Mam kilka atlasów w tym ,,Atlas ptaków lesnych "(Aleksander Haber) z1961 r którym katowałam swoje młodsze rodzeństwo i odpytywałam z ptaków.,,Ptaki Polski" Jana Sokołowskiego z1979r tym cwiczyłam moje dzieci i najlepszy 2-tomowy Andrzeja Kruszewicza również ,,Ptaki Polski"w tych dwóch ostatnich sa przedstawione zarówno samce jak i samice. oprócz tego jeszcze sporo innych drobnych książek ale bardzo fajnych jak,,Ptaki w parku i ogrodzie" ,,Dokarmiamy ptaki", ,,Ptaki w ogrodzie praktyczny poradnik dla całej rodziny" a dla oznaczania ptaków swiata ,,Atlas ptaków świata"to pewnie jeszcze nie wszystko ale mało z nich korzystam bo ptaki które spotykam sa mi znane.
Bogdziu zaglądam i ślad swój zostawiam wśród suchych liści.
Czas już mało ogrodowy, pogoda jak na razie dopisuje, więc można chociaż na chwilkę przysiąść i odsapnąć patrząc na kolorowy ogród.
W "szmaragdowym" sezon zamknięty, na wiosnę czekam...
Grudzień szybko minie, bo zamieszanie świąteczne nie pozwoli nam się nudzić. Styczeń najgorszy - oprócz dokarmiania naszych małych przyjaciół, nic się w ogrodzie nie dzieje. Luty już jest ok, bo toż to przecież wiosna za pasem, coś zaczyna się dziać w ogrodach i tysiące planów na nowy sezon.

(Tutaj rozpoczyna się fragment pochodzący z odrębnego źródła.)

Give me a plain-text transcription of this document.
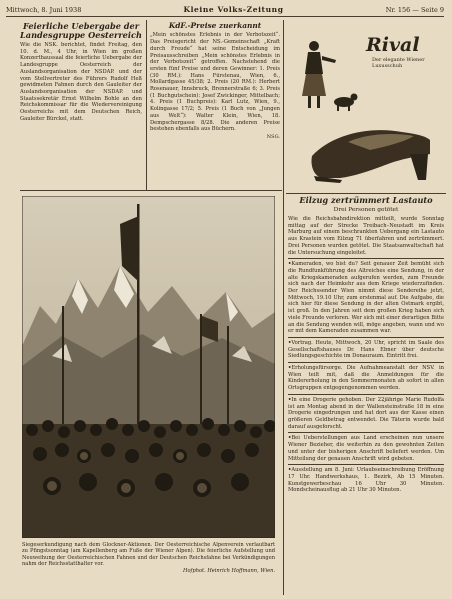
Mittwoch, 8. Juni 1938	Kleine Volks-Zeitung	Nr. 156 — Seite 9
Feierliche Uebergabe der Landesgruppe Oesterreich
Wie die NSK. berichtet, findet Freitag, den 10. d. M., 4 Uhr, in Wien im großen Konzerthaussaal die feierliche Uebergabe der Landesgruppe Oesterreich der Auslandsorganisation der NSDAP. und der vom Stellvertreter des Führers Rudolf Heß gewidmeten Fahnen durch den Gauleiter der Auslandsorganisation der NSDAP. und Staatssekretär Ernst Wilhelm Bohle an den Reichskommissar für die Wiedervereinigung Oesterreichs mit dem Deutschen Reich, Gauleiter Bürckel, statt.
KdF.-Preise zuerkannt
„Mein schönstes Erlebnis in der Verbotszeit“. Das Preisgericht der NS.-Gemeinschaft „Kraft durch Freude“ hat seine Entscheidung im Preisausschreiben „Mein schönstes Erlebnis in der Verbotszeit“ getroffen. Nachstehend die ersten fünf Preise und deren Gewinner: 1. Preis (30 RM.): Hans Fürstenau, Wien, 6., Mollardgasse 45/38; 2. Preis (20 RM.): Herbert Rosenauer, Innsbruck, Brennerstraße 6; 3. Preis (1 Buchgutschein): Josef Zwickinger, Mittelbach; 4. Preis (1 Buchpreis): Karl Lutz, Wien, 9., Kolingasse 17/2; 5. Preis (1 Buch von „Jungen aus Welt“): Walter Klein, Wien, 18. Dempschergasse 8/28. Die anderen Preise bestehen ebenfalls aus Büchern.
NSG.
Rival
Der elegante Wiener Luxusschuh
Siegeserkundigung nach dem Glockner-Aktionen. Der Oesterreichische Alpenverein verlautbart zu Pfingstsonntag (am Kapellenberg am Fuße der Wiener Alpen). Die feierliche Aufstellung und Neuweihung der Oesterreichischen Fahnen und der Deutschen Reichsfahne bei Verkündigungen nahm der Reichsstatthalter vor.
Hofphot. Heinrich Hoffmann, Wien.
Eilzug zertrümmert Lastauto
Drei Personen getötet
Wie die Reichsbahndirektion mitteilt, wurde Sonntag mittag auf der Strecke Treibach–Neustadt im Kreis Marburg auf einem beschrankten Uebergang ein Lastauto aus Krastein vom Eilzug 71 überfahren und zertrümmert. Drei Personen wurden getötet. Die Staatsanwaltschaft hat die Untersuchung eingeleitet.
• Kameraden, wo bist du? Seit genauer Zeit bemüht sich die Rundfunkführung des Altreiches eine Sendung, in der alte Kriegskameraden aufgerufen werden, zum Freunde sich nach der Heimkehr aus dem Kriege wiederzufinden. Der Reichssender Wien nimmt diese Sendereihe jetzt, Mittwoch, 19.10 Uhr, zum erstenmal auf. Die Aufgabe, die sich hier für diese Sendung in der alten Ostmark ergibt, ist groß. In den Jahren seit dem großen Krieg haben sich viele Freunde verloren. Wer sich mit einer derartigen Bitte an die Sendung wenden will, möge angeben, wann und wo er mit dem Kameraden zusammen war.
• Vortrag. Heute, Mittwoch, 20 Uhr, spricht im Saale des Gesellschaftshauses Dr. Hans Ebner über deutsche Siedlungsgeschichte im Donauraum. Eintritt frei.
• Erholungsfürsorge. Die Aufnahmeanstalt der NSV. in Wien teilt mit, daß die Anmeldungen für die Kindererholung in den Sommermonaten ab sofort in allen Ortsgruppen entgegengenommen werden.
• In eine Drogerie gehoben. Der 22jährige Marie Rudolfa ist am Montag abend in der Wallensteinstraße 18 in eine Drogerie eingedrungen und hat dort aus der Kasse einen größeren Geldbetrag entwendet. Die Täterin wurde bald darauf ausgeforscht.
• Bei Ueberstellungen aus Land erscheinen nun unsere Wiener Bezieher, die weiterhin zu den gewohnten Zeiten und unter der bisherigen Anschrift beliefert werden. Um Mitteilung der genauen Anschrift wird gebeten.
• Ausstellung am 8. Juni: Urlaubseinschreibung Eröffnung 17 Uhr. Handwerkshaus, 1. Bezirk, Ab 15 Minuten. Kunstgewerbeschau 16 Uhr 30 Minuten. Mondscheinausflug ab 21 Uhr 30 Minuten.
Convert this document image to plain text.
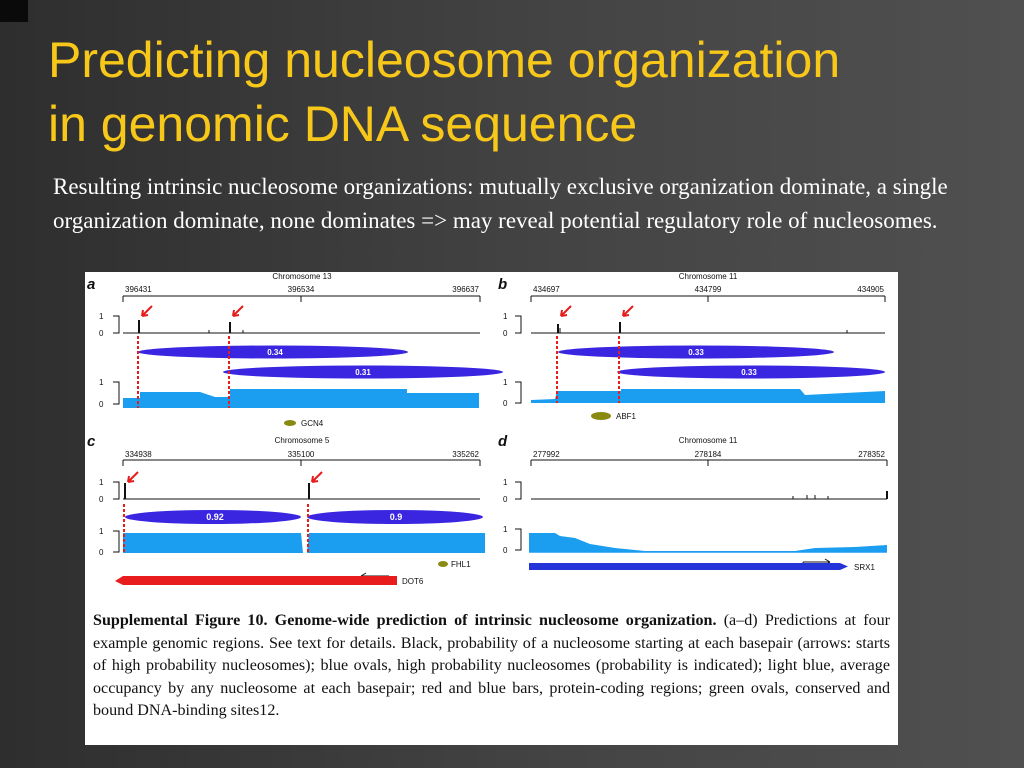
Predicting nucleosome organization
in genomic DNA sequence

Resulting intrinsic nucleosome organizations: mutually exclusive organization dominate, a single organization dominate, none dominates => may reveal potential regulatory role of nucleosomes.

a	Chromosome 13
396431	396534	396637
1
0
0.34
0.31
1
0
GCN4
b	Chromosome 11
434697	434799	434905
1
0
0.33
0.33
1
0
ABF1
c	Chromosome 5
334938	335100	335262
1
0
0.92	0.9
1
0
FHL1
DOT6
d	Chromosome 11
277992	278184	278352
1
0
1
0
SRX1

Supplemental Figure 10. Genome-wide prediction of intrinsic nucleosome organization. (a–d) Predictions at four example genomic regions. See text for details. Black, probability of a nucleosome starting at each basepair (arrows: starts of high probability nucleosomes); blue ovals, high probability nucleosomes (probability is indicated); light blue, average occupancy by any nucleosome at each basepair; red and blue bars, protein-coding regions; green ovals, conserved and bound DNA-binding sites12.
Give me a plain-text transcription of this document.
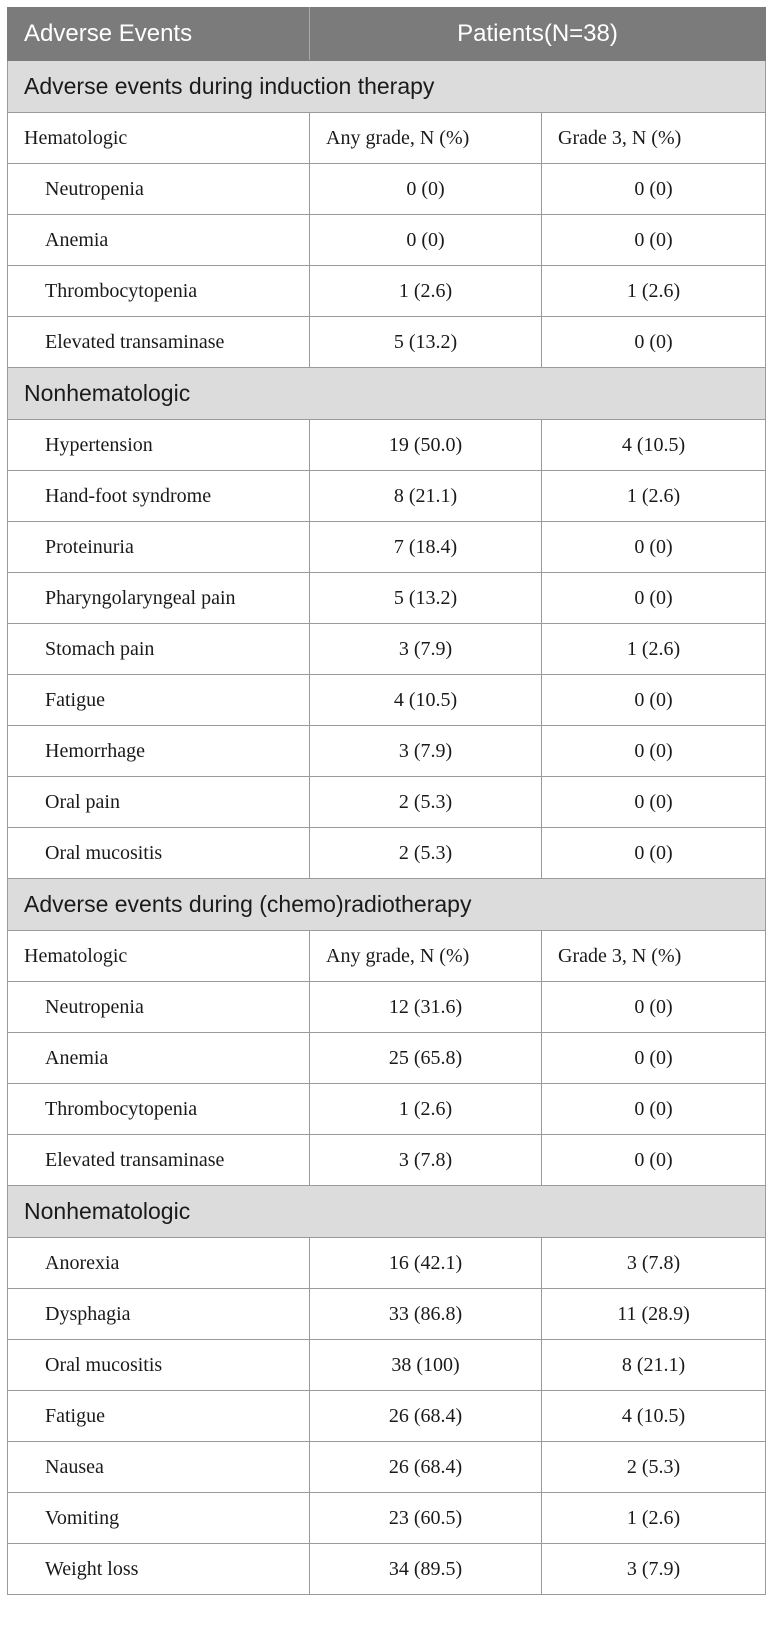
Adverse Events	Patients(N=38)	
Adverse events during induction therapy		
Hematologic	Any grade, N (%)	Grade 3, N (%)
Neutropenia	0 (0)	0 (0)
Anemia	0 (0)	0 (0)
Thrombocytopenia	1 (2.6)	1 (2.6)
Elevated transaminase	5 (13.2)	0 (0)
Nonhematologic		
Hypertension	19 (50.0)	4 (10.5)
Hand-foot syndrome	8 (21.1)	1 (2.6)
Proteinuria	7 (18.4)	0 (0)
Pharyngolaryngeal pain	5 (13.2)	0 (0)
Stomach pain	3 (7.9)	1 (2.6)
Fatigue	4 (10.5)	0 (0)
Hemorrhage	3 (7.9)	0 (0)
Oral pain	2 (5.3)	0 (0)
Oral mucositis	2 (5.3)	0 (0)
Adverse events during (chemo)radiotherapy		
Hematologic	Any grade, N (%)	Grade 3, N (%)
Neutropenia	12 (31.6)	0 (0)
Anemia	25 (65.8)	0 (0)
Thrombocytopenia	1 (2.6)	0 (0)
Elevated transaminase	3 (7.8)	0 (0)
Nonhematologic		
Anorexia	16 (42.1)	3 (7.8)
Dysphagia	33 (86.8)	11 (28.9)
Oral mucositis	38 (100)	8 (21.1)
Fatigue	26 (68.4)	4 (10.5)
Nausea	26 (68.4)	2 (5.3)
Vomiting	23 (60.5)	1 (2.6)
Weight loss	34 (89.5)	3 (7.9)
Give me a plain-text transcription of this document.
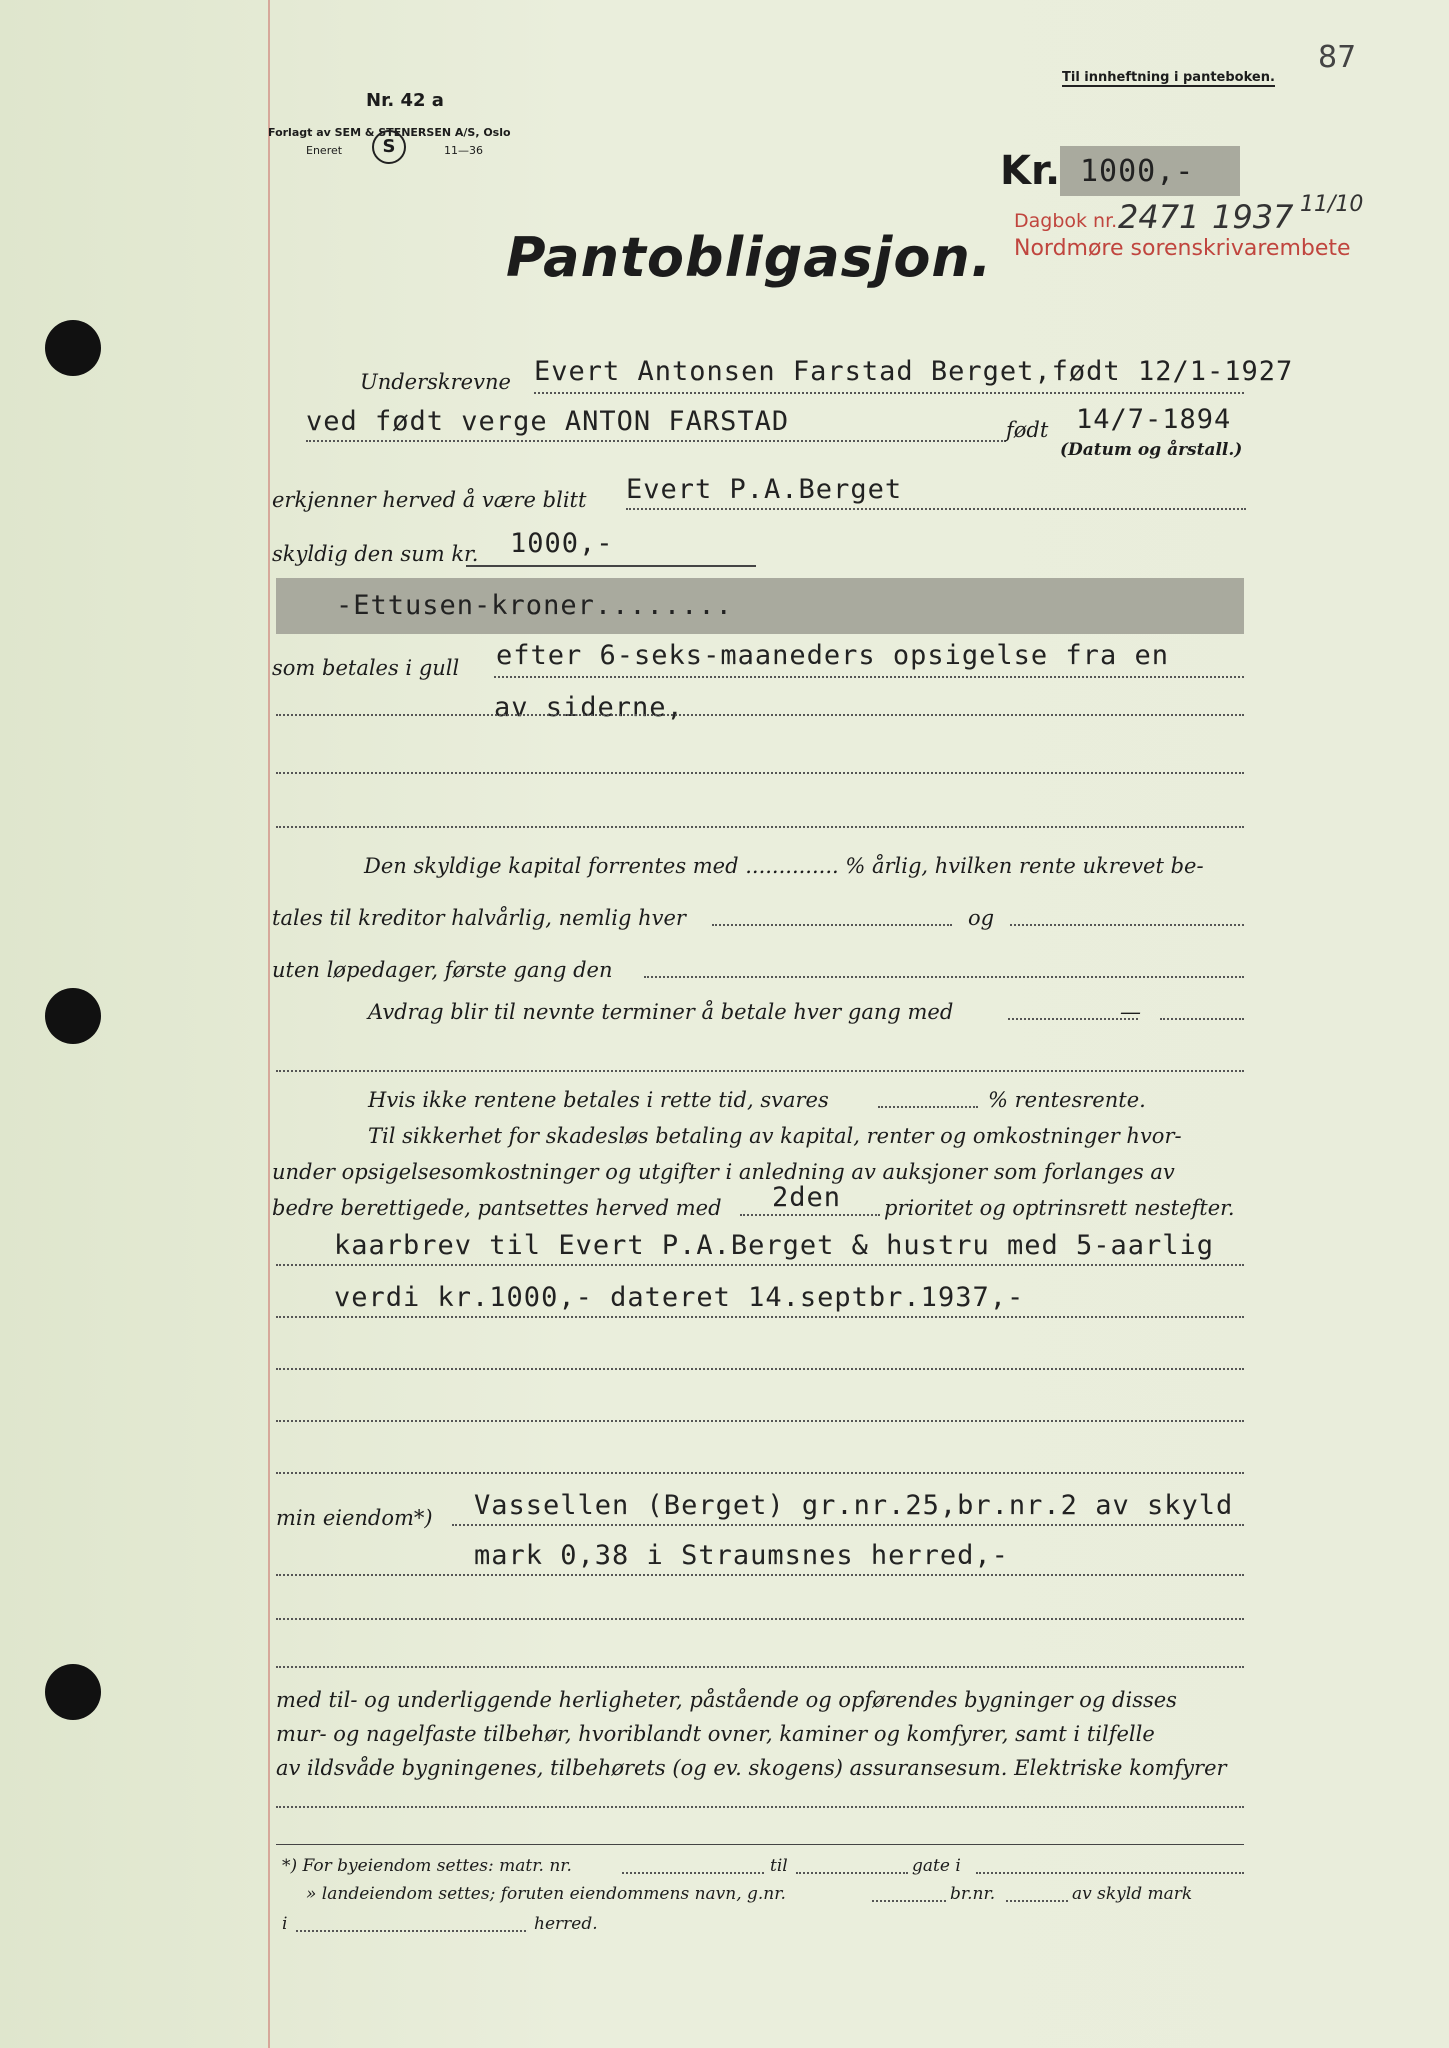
87
Til innheftning i panteboken.
Nr. 42 a
Forlagt av SEM & STENERSEN A/S, Oslo
Eneret	11—36
S
Kr. 1000,-
Dagbok nr. 2471 1937 11/10
Nordmøre sorenskrivarembete
Pantobligasjon.
Underskrevne Evert Antonsen Farstad Berget,født 12/1-1927
ved født verge ANTON FARSTAD	født 14/7-1894
(Datum og årstall.)
erkjenner herved å være blitt Evert P.A.Berget
skyldig den sum kr. 1000,-
-Ettusen-kroner........
som betales i gull efter 6-seks-maaneders opsigelse fra en
av siderne,
Den skyldige kapital forrentes med .............. % årlig, hvilken rente ukrevet be-
tales til kreditor halvårlig, nemlig hver	og
uten løpedager, første gang den
Avdrag blir til nevnte terminer å betale hver gang med	—
Hvis ikke rentene betales i rette tid, svares	% rentesrente.
Til sikkerhet for skadesløs betaling av kapital, renter og omkostninger hvor-
under opsigelsesomkostninger og utgifter i anledning av auksjoner som forlanges av
bedre berettigede, pantsettes herved med 2den prioritet og optrinsrett nestefter.
kaarbrev til Evert P.A.Berget & hustru med 5-aarlig
verdi kr.1000,- dateret 14.septbr.1937,-
min eiendom*) Vassellen (Berget) gr.nr.25,br.nr.2 av skyld
mark 0,38 i Straumsnes herred,-
med til- og underliggende herligheter, påstående og opførendes bygninger og disses
mur- og nagelfaste tilbehør, hvoriblandt ovner, kaminer og komfyrer, samt i tilfelle
av ildsvåde bygningenes, tilbehørets (og ev. skogens) assuransesum. Elektriske komfyrer
*) For byeiendom settes: matr. nr.	til	gate i
» landeiendom settes; foruten eiendommens navn, g.nr.	br.nr.	av skyld mark
i	herred.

Tak więc, w oczekiwaniu na wiosenne promienie słoneczne, buziaki przesyłam.
PS. Zwerbowałam nowa osobę do naszej ekipy łódzkiej...to facet, drugi rodzynek. Zobaczymy czy załapie naszego ogrodowego bakcyla. Jeszcze nie ma swojego wątku, ale jest już pierwszy sukces - zalogował się na O.
Ma swój ogród, zamiłowanie do ogrodu też, jest więc nadzieja, że coś z tego wyjdzie. Muszę jeszcze troszkę go podręczyć, żeby nie ociągał się tak i założył wątek.
Witaj Bożenko, chciałam tylko powiedzieć, że nieustannie wracam do Twoich pierwszych zdjęć ogrodu na O., inspiruję się, bo chcę założyć sporą rabatę rododendronowo-sosnową. Pozwoliłam sobie przekleić do siebię kilka Twoich porad nt. uprawy RH.
Planuję na wiosnę jechac do Ciepluchy bo rodzinka zaraz obok szkółki mieszka więc będzie okazja na porządne zakupy.
Dziękuję i pozdrawiam
Bożenko ja do Ciebie po poradę, jeśli można...
Niestety mój orzech, na którym były trzy budki lęgowe dla szpaków został ścięty .
Nie wyobrażam sobie wiosny bez szpaków w moim ogrodzie, bez ich śpiewu i świstów . Bez podglądania ich zalotów a potem karmienia piskląt czy pierwszych lekcji latania
Powiedz mi czy zawieszenie budki na jabłoni około 2-3 metry nad ziemią ma sens?
Albo na pniu w grupie tuji?
Bożena u Ciebie rododendrony tez chyba juz muszą dzielić się przestrzenią w korzeniach z drzewami? myślisz ze towarzystwo brzóz jest niedobre dla rodków?
No to namawiaj tego znajomego by zakładał wątek. Zima nudna to nowy ogródek poogladamy, szybciej czas do wiosny zleci.Jak juz zrobił pierwszy krok to niech i drugi postawi a on chyba jeszcze dowcipnis sądzac po wpisie u Ciebie to moze byc fajnie. Dzis chyba definitywne pozegnanie z jesienią, śniegu napadało i to podobno jeszcze nie koniec.
i juz zima
Jesli masz rodzinę w Konstantynowie to kup własnie u Ciepłuchy.W tym roku otworzył nowy punkt i ma tam nie tylko swoją produkcję, były tez np powojniki , róze , byliny, duży teren, tak ze mozna sie obkupic.Pozdrówka.